Yet another potential negative side effect to hormone replacement therapy has emerged with a new study that claims HRT appears to increase the chances of developing ovarian cancer.
The British study of the effects of the menopause treatment was released online Thursday by the journal The Lancet.
Further supporting those results, another study published Thursday in the New England Journal of Medicine fleshed out earlier reports from researchers at the University of Texas who found breast cancer rates dropped off in relation to a decline in HRT use.
The Canadian Cancer Society has been urging caution in relation to HRT since mid-2002, when researchers found hormone therapy put patients at risk of heart attack, stroke and breast cancer in women who have already gone through menopause.
"It's just adding more concern about the role of hormone replacement therapy in the development of certain cancers," Heather Logan, the cancer society's director of cancer control policy, told The Canadian Press in relation to the new studies.
"And in the absence of particular health benefits, when women have other options (for the relief of menopausal symptoms) I think they very strongly should consider them.''
And those who do choose to use hormone replacement therapy should use caution, said Dr. Valerie Beral, the lead author of the Lancet study.
"I think the general 'If you have to take it, take it for a short time' is still the right message," she told CP.
Lancet study
Though the increased risk of ovarian cancer is small, it is considered statistically significant by the Lancet study.
Over five years, just one additional woman out of 2,500 that took HRT, would be diagnosed with the disease, and one in 3,300 would die.
"It's not a big effect, but it's a fatal effect,'' said Beral, a professor of epidemiology at Oxford.
"And so it's sort of that balance between saying `No it's not huge, but people are more likely to die and die in a rather awful way."
The article is based on information compiled for the massive Million Women Study.
That project included women 50 and older who were screened for breast cancer between 1996 and 2001.
Participants were asked for information such as how much alcohol they drank, how much they exercised and whether they took HRT -- all with the goal of answering questions about the possible impact of HRT use on breast and ovarian cancer rates.
In the recent Lancet analysis, researchers compared ovarian cancer rates and deaths between women who were currently on HRT, those who had taken it but stopped, and those who had never taken the treatment.
On average, researchers found, those women currently on HRT were 20 per cent more likely to develop ovarian cancer and die from it, than women who never used it.
That means that 2.6 women out of every 1,000 women on HRT would develop ovarian cancer over five years.
Among 1,000 women who never used HRT, 2.2 would develop the often deadly disease.
Since 1991, the U.K. study found, 1,300 additional cases of ovarian cancer resulting from HRT had occurred in Britain. Of those, 1,000 had died.
Use of HRT has been on the decline in many countries since 2002, when the Women's Health Initiative reported about the increased risks of heart attack, stroke and breast cancer.

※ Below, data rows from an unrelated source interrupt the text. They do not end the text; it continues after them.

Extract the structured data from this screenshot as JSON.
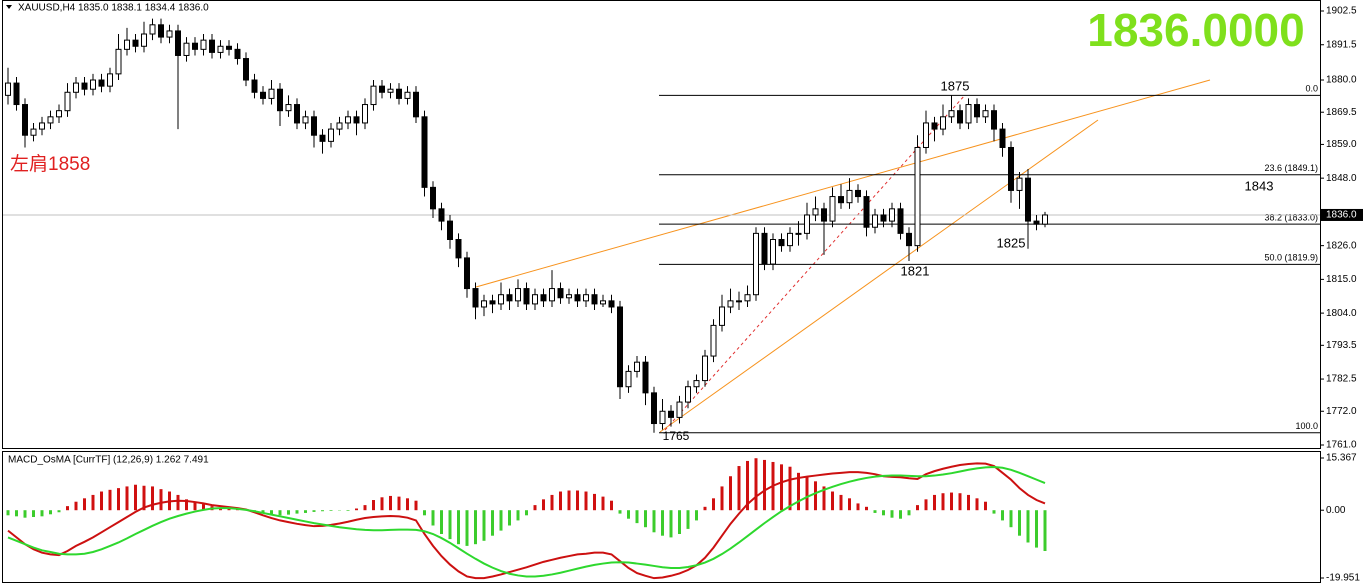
{
  "chart_data": [
    {
      "type": "candlestick",
      "symbol": "XAUUSD,H4",
      "ohlc_text": "1835.0 1838.1 1834.4 1836.0",
      "big_price": "1836.0000",
      "big_price_color": "#7fe01c",
      "ylim": [
        1761.0,
        1902.5
      ],
      "yticks": [
        {
          "value": 1902.5,
          "label": "1902.5"
        },
        {
          "value": 1891.5,
          "label": "1891.5"
        },
        {
          "value": 1880.0,
          "label": "1880.0"
        },
        {
          "value": 1869.5,
          "label": "1869.5"
        },
        {
          "value": 1859.0,
          "label": "1859.0"
        },
        {
          "value": 1848.0,
          "label": "1848.0"
        },
        {
          "value": 1826.0,
          "label": "1826.0"
        },
        {
          "value": 1815.0,
          "label": "1815.0"
        },
        {
          "value": 1804.0,
          "label": "1804.0"
        },
        {
          "value": 1793.5,
          "label": "1793.5"
        },
        {
          "value": 1782.5,
          "label": "1782.5"
        },
        {
          "value": 1772.0,
          "label": "1772.0"
        },
        {
          "value": 1761.0,
          "label": "1761.0"
        }
      ],
      "last_price": {
        "value": 1836.0,
        "label": "1836.0"
      },
      "fib_levels": [
        {
          "value": 1875.0,
          "label": "0.0"
        },
        {
          "value": 1849.1,
          "label": "23.6 (1849.1)"
        },
        {
          "value": 1833.0,
          "label": "38.2 (1833.0)"
        },
        {
          "value": 1819.9,
          "label": "50.0 (1819.9)"
        },
        {
          "value": 1765.0,
          "label": "100.0"
        }
      ],
      "annotations": [
        {
          "text": "左肩1858",
          "color": "#e02020"
        },
        {
          "text": "1875"
        },
        {
          "text": "1843"
        },
        {
          "text": "1825"
        },
        {
          "text": "1821"
        },
        {
          "text": "1765"
        }
      ],
      "ohlc": [
        [
          1875,
          1884,
          1872,
          1879
        ],
        [
          1879,
          1881,
          1870,
          1872
        ],
        [
          1872,
          1874,
          1858,
          1862
        ],
        [
          1862,
          1866,
          1860,
          1864
        ],
        [
          1864,
          1868,
          1862,
          1866
        ],
        [
          1866,
          1870,
          1864,
          1868
        ],
        [
          1868,
          1872,
          1866,
          1870
        ],
        [
          1870,
          1879,
          1868,
          1876
        ],
        [
          1876,
          1881,
          1874,
          1879
        ],
        [
          1879,
          1881,
          1875,
          1877
        ],
        [
          1877,
          1882,
          1875,
          1880
        ],
        [
          1880,
          1882,
          1876,
          1878
        ],
        [
          1878,
          1884,
          1876,
          1882
        ],
        [
          1882,
          1895,
          1880,
          1890
        ],
        [
          1890,
          1897,
          1888,
          1893
        ],
        [
          1893,
          1895,
          1889,
          1891
        ],
        [
          1891,
          1899,
          1889,
          1895
        ],
        [
          1895,
          1900,
          1893,
          1898
        ],
        [
          1898,
          1900,
          1892,
          1894
        ],
        [
          1894,
          1898,
          1892,
          1896
        ],
        [
          1896,
          1898,
          1864,
          1888
        ],
        [
          1888,
          1894,
          1886,
          1892
        ],
        [
          1892,
          1894,
          1888,
          1890
        ],
        [
          1890,
          1895,
          1888,
          1893
        ],
        [
          1893,
          1895,
          1887,
          1889
        ],
        [
          1889,
          1893,
          1887,
          1891
        ],
        [
          1891,
          1893,
          1888,
          1890
        ],
        [
          1890,
          1892,
          1885,
          1887
        ],
        [
          1887,
          1889,
          1878,
          1880
        ],
        [
          1880,
          1882,
          1874,
          1876
        ],
        [
          1876,
          1878,
          1872,
          1874
        ],
        [
          1874,
          1880,
          1872,
          1877
        ],
        [
          1877,
          1879,
          1865,
          1870
        ],
        [
          1870,
          1875,
          1868,
          1872
        ],
        [
          1872,
          1874,
          1864,
          1866
        ],
        [
          1866,
          1870,
          1864,
          1868
        ],
        [
          1868,
          1870,
          1858,
          1862
        ],
        [
          1862,
          1864,
          1856,
          1860
        ],
        [
          1860,
          1866,
          1858,
          1864
        ],
        [
          1864,
          1868,
          1862,
          1866
        ],
        [
          1866,
          1870,
          1864,
          1868
        ],
        [
          1868,
          1870,
          1862,
          1866
        ],
        [
          1866,
          1874,
          1864,
          1872
        ],
        [
          1872,
          1880,
          1870,
          1878
        ],
        [
          1878,
          1880,
          1874,
          1876
        ],
        [
          1876,
          1879,
          1874,
          1877
        ],
        [
          1877,
          1879,
          1872,
          1874
        ],
        [
          1874,
          1878,
          1872,
          1876
        ],
        [
          1876,
          1878,
          1866,
          1868
        ],
        [
          1868,
          1870,
          1842,
          1845
        ],
        [
          1845,
          1847,
          1835,
          1838
        ],
        [
          1838,
          1840,
          1831,
          1834
        ],
        [
          1834,
          1836,
          1825,
          1828
        ],
        [
          1828,
          1830,
          1819,
          1822
        ],
        [
          1822,
          1824,
          1809,
          1812
        ],
        [
          1812,
          1814,
          1802,
          1806
        ],
        [
          1806,
          1810,
          1803,
          1808
        ],
        [
          1808,
          1810,
          1804,
          1807
        ],
        [
          1807,
          1814,
          1805,
          1810
        ],
        [
          1810,
          1812,
          1805,
          1808
        ],
        [
          1808,
          1815,
          1806,
          1812
        ],
        [
          1812,
          1814,
          1805,
          1807
        ],
        [
          1807,
          1812,
          1805,
          1810
        ],
        [
          1810,
          1812,
          1806,
          1808
        ],
        [
          1808,
          1818,
          1806,
          1812
        ],
        [
          1812,
          1814,
          1807,
          1809
        ],
        [
          1809,
          1812,
          1807,
          1810
        ],
        [
          1810,
          1812,
          1806,
          1808
        ],
        [
          1808,
          1812,
          1806,
          1810
        ],
        [
          1810,
          1812,
          1805,
          1807
        ],
        [
          1807,
          1810,
          1806,
          1808
        ],
        [
          1808,
          1810,
          1804,
          1806
        ],
        [
          1806,
          1808,
          1776,
          1780
        ],
        [
          1780,
          1787,
          1778,
          1785
        ],
        [
          1785,
          1790,
          1783,
          1788
        ],
        [
          1788,
          1790,
          1774,
          1778
        ],
        [
          1778,
          1780,
          1765,
          1768
        ],
        [
          1768,
          1776,
          1766,
          1772
        ],
        [
          1772,
          1774,
          1767,
          1770
        ],
        [
          1770,
          1777,
          1768,
          1775
        ],
        [
          1775,
          1782,
          1773,
          1780
        ],
        [
          1780,
          1784,
          1778,
          1782
        ],
        [
          1782,
          1792,
          1780,
          1790
        ],
        [
          1790,
          1802,
          1788,
          1800
        ],
        [
          1800,
          1810,
          1798,
          1806
        ],
        [
          1806,
          1812,
          1804,
          1808
        ],
        [
          1808,
          1811,
          1805,
          1808
        ],
        [
          1808,
          1813,
          1806,
          1810
        ],
        [
          1810,
          1832,
          1808,
          1830
        ],
        [
          1830,
          1832,
          1818,
          1820
        ],
        [
          1820,
          1830,
          1818,
          1828
        ],
        [
          1828,
          1830,
          1824,
          1826
        ],
        [
          1826,
          1832,
          1824,
          1830
        ],
        [
          1830,
          1834,
          1826,
          1830
        ],
        [
          1830,
          1840,
          1828,
          1836
        ],
        [
          1836,
          1842,
          1834,
          1838
        ],
        [
          1838,
          1840,
          1823,
          1834
        ],
        [
          1834,
          1845,
          1832,
          1842
        ],
        [
          1842,
          1846,
          1838,
          1840
        ],
        [
          1840,
          1848,
          1838,
          1844
        ],
        [
          1844,
          1846,
          1840,
          1842
        ],
        [
          1842,
          1844,
          1829,
          1832
        ],
        [
          1832,
          1838,
          1830,
          1836
        ],
        [
          1836,
          1838,
          1832,
          1834
        ],
        [
          1834,
          1840,
          1832,
          1838
        ],
        [
          1838,
          1840,
          1828,
          1830
        ],
        [
          1830,
          1832,
          1821,
          1826
        ],
        [
          1826,
          1862,
          1824,
          1858
        ],
        [
          1858,
          1870,
          1856,
          1866
        ],
        [
          1866,
          1868,
          1860,
          1864
        ],
        [
          1864,
          1872,
          1862,
          1868
        ],
        [
          1868,
          1875,
          1866,
          1870
        ],
        [
          1870,
          1872,
          1864,
          1866
        ],
        [
          1866,
          1874,
          1864,
          1872
        ],
        [
          1872,
          1874,
          1866,
          1868
        ],
        [
          1868,
          1872,
          1866,
          1870
        ],
        [
          1870,
          1872,
          1860,
          1864
        ],
        [
          1864,
          1866,
          1855,
          1858
        ],
        [
          1858,
          1860,
          1840,
          1844
        ],
        [
          1844,
          1850,
          1838,
          1848
        ],
        [
          1848,
          1851,
          1825,
          1834
        ],
        [
          1834,
          1836,
          1831,
          1833
        ],
        [
          1833,
          1837,
          1832,
          1836
        ]
      ]
    },
    {
      "type": "macd",
      "title": "MACD_OsMA [CurrTF] (12,26,9) 1.262 7.491",
      "ylim": [
        -19.951,
        15.367
      ],
      "yticks": [
        {
          "value": 15.367,
          "label": "15.367"
        },
        {
          "value": 0,
          "label": "0.00"
        },
        {
          "value": -19.951,
          "label": "-19.951"
        }
      ],
      "up_color": "#d01010",
      "down_color": "#3ccc2c",
      "histogram": [
        -1.5,
        -1.8,
        -2.2,
        -2.0,
        -1.8,
        -1.2,
        -0.6,
        1.2,
        2.5,
        3.5,
        4.5,
        5.5,
        6.0,
        6.5,
        7.0,
        7.5,
        7.2,
        7.0,
        6.2,
        5.5,
        4.5,
        3.2,
        2.5,
        1.8,
        1.2,
        0.8,
        0.6,
        0.5,
        0.2,
        -0.5,
        -0.9,
        -1.2,
        -1.5,
        -1.3,
        -1.0,
        -0.8,
        -0.5,
        -0.3,
        -0.2,
        -0.1,
        -0.2,
        0.5,
        1.5,
        3.0,
        3.8,
        4.2,
        4.0,
        3.5,
        2.8,
        -1.5,
        -4.5,
        -7.0,
        -8.5,
        -10.0,
        -10.5,
        -10.0,
        -9.0,
        -7.5,
        -6.0,
        -4.5,
        -3.0,
        -1.5,
        1.5,
        3.2,
        4.5,
        5.5,
        5.8,
        5.8,
        5.5,
        4.8,
        4.0,
        2.8,
        -1.0,
        -2.5,
        -3.8,
        -5.0,
        -6.5,
        -7.5,
        -8.0,
        -7.0,
        -5.5,
        -3.0,
        1.0,
        3.5,
        7.0,
        10.0,
        13.0,
        14.5,
        15.3,
        14.8,
        14.2,
        13.5,
        12.8,
        11.0,
        10.0,
        8.5,
        7.0,
        5.5,
        4.5,
        3.5,
        2.0,
        1.0,
        -0.8,
        -1.5,
        -2.2,
        -2.5,
        -1.5,
        1.5,
        3.2,
        4.5,
        5.0,
        5.2,
        5.0,
        4.5,
        3.5,
        2.5,
        -1.0,
        -3.0,
        -5.0,
        -7.5,
        -9.5,
        -11.0,
        -12.0
      ],
      "series": [
        {
          "color": "#cc1010",
          "values": [
            -6,
            -8,
            -10,
            -11.5,
            -12.5,
            -13,
            -13.2,
            -12,
            -10.5,
            -9.3,
            -8,
            -6.5,
            -5,
            -3.5,
            -2,
            -0.5,
            0.8,
            1.6,
            2.2,
            2.6,
            2.8,
            2.7,
            2.4,
            2,
            1.5,
            1.2,
            0.9,
            0.6,
            0.2,
            -0.6,
            -1.5,
            -2.3,
            -3,
            -3.5,
            -4,
            -4.4,
            -4.7,
            -4.6,
            -4.3,
            -3.9,
            -3.4,
            -2.8,
            -2.3,
            -2,
            -1.8,
            -1.7,
            -1.8,
            -2.2,
            -3,
            -7,
            -10.5,
            -13.5,
            -16,
            -18,
            -19.5,
            -20,
            -20,
            -19.5,
            -18.9,
            -18.2,
            -17.5,
            -16.8,
            -16,
            -15.2,
            -14.6,
            -14,
            -13.5,
            -13,
            -12.8,
            -12.5,
            -12.5,
            -13,
            -15,
            -17,
            -18.5,
            -19.3,
            -20,
            -19.8,
            -19.3,
            -18.6,
            -17.6,
            -16.2,
            -14,
            -11,
            -7.5,
            -4,
            -1,
            1.8,
            4,
            5.8,
            7.2,
            8.2,
            9,
            9.5,
            9.9,
            10.2,
            10.5,
            10.8,
            11,
            11.2,
            11.2,
            11,
            10.6,
            10,
            9.8,
            9.7,
            9.4,
            9.2,
            10.6,
            11.5,
            12.2,
            12.8,
            13.3,
            13.6,
            13.8,
            13.7,
            13,
            11,
            9,
            6.5,
            4.5,
            3,
            2
          ]
        },
        {
          "color": "#2ed82e",
          "values": [
            -8,
            -9,
            -10,
            -11,
            -11.8,
            -12.3,
            -12.8,
            -13,
            -13,
            -12.8,
            -12.3,
            -11.5,
            -10.5,
            -9.5,
            -8.3,
            -7,
            -5.8,
            -4.6,
            -3.5,
            -2.5,
            -1.7,
            -1,
            -0.4,
            0.1,
            0.5,
            0.6,
            0.6,
            0.4,
            0.1,
            -0.3,
            -0.8,
            -1.3,
            -1.8,
            -2.3,
            -2.8,
            -3.3,
            -3.8,
            -4.2,
            -4.6,
            -5,
            -5.3,
            -5.6,
            -5.8,
            -5.9,
            -5.9,
            -5.8,
            -5.7,
            -5.7,
            -5.8,
            -6.2,
            -7,
            -8.2,
            -9.6,
            -11.2,
            -12.8,
            -14.3,
            -15.7,
            -16.9,
            -17.9,
            -18.7,
            -19.2,
            -19.5,
            -19.5,
            -19.3,
            -18.9,
            -18.4,
            -17.8,
            -17.2,
            -16.6,
            -16.1,
            -15.7,
            -15.4,
            -15.3,
            -15.4,
            -15.7,
            -16,
            -16.4,
            -16.8,
            -17,
            -17,
            -16.7,
            -16.2,
            -15.4,
            -14.3,
            -12.9,
            -11.3,
            -9.5,
            -7.6,
            -5.7,
            -3.8,
            -2,
            -0.3,
            1.2,
            2.6,
            3.9,
            5,
            6,
            6.9,
            7.7,
            8.4,
            9,
            9.5,
            9.9,
            10.1,
            10.2,
            10.2,
            10.1,
            10,
            10,
            10.2,
            10.5,
            10.9,
            11.4,
            11.9,
            12.3,
            12.6,
            12.7,
            12.5,
            11.9,
            11,
            10,
            9,
            8
          ]
        }
      ]
    }
  ]
}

In Canada, data shows annual HRT prescriptions dropped from 12.6 million in 2001 to 5.5 million in 2006 -- with an annual decline each year between 2002 and 2006.
That drop should begin to result in lower rates of ovarian cancer.
Last December, researchers at the University of Texas M.D. Anderson Cancer Center reported that breast cancer rates had gone down sharply in connection with the drop in HRT use.
The results were dramatic, with the rate of new cases in 2003 dropping by a whopping 6.7 per cent.
New England Journal article
The findings were fleshed out in this week's New England Journal article, with the researchers -- biostatistics professor Dr. Peter Ravdin, and Donald Berry, head of the division of quantitative sciences -- reporting that the trend levelled off but remained low in 2004.
The new results suggest the 2003 decline wasn't just a blip or an anomaly, but may be a lasting trend, Ravdin said.
"This kind of study can't prove causality, but the data present a very compelling link between hormone replacement therapy and breast cancer," Berry said.
Others agreed, the results prove there is a connection, said Dr. Julie Gralow, a spokeswoman for the American Society of Clinical Oncology and cancer expert at the University of Washington in Seattle.
"Because it didn't bump back up again," it supports the idea that the rate has stabilized at a new lower level, Gralow, who had no role in the study, told The Associated Press.
Brenda Edwards, one of the journal authors who is a National Cancer Institute researcher, agreed.
"Now we have a statistically significant decline" over three years and clear proof of a trend, she said.
And adding greater weight to the argument, the decline was predominantly seen in estrogen-receptor positive cancer -- a form of the disease that is fuelled by estrogen, which is the major ingredient in HRT. Among ER-positive cancer patients, cancer rates dropped by 14.7 per cent, compared to a 1.7 per cent decline in ER-negative cancers.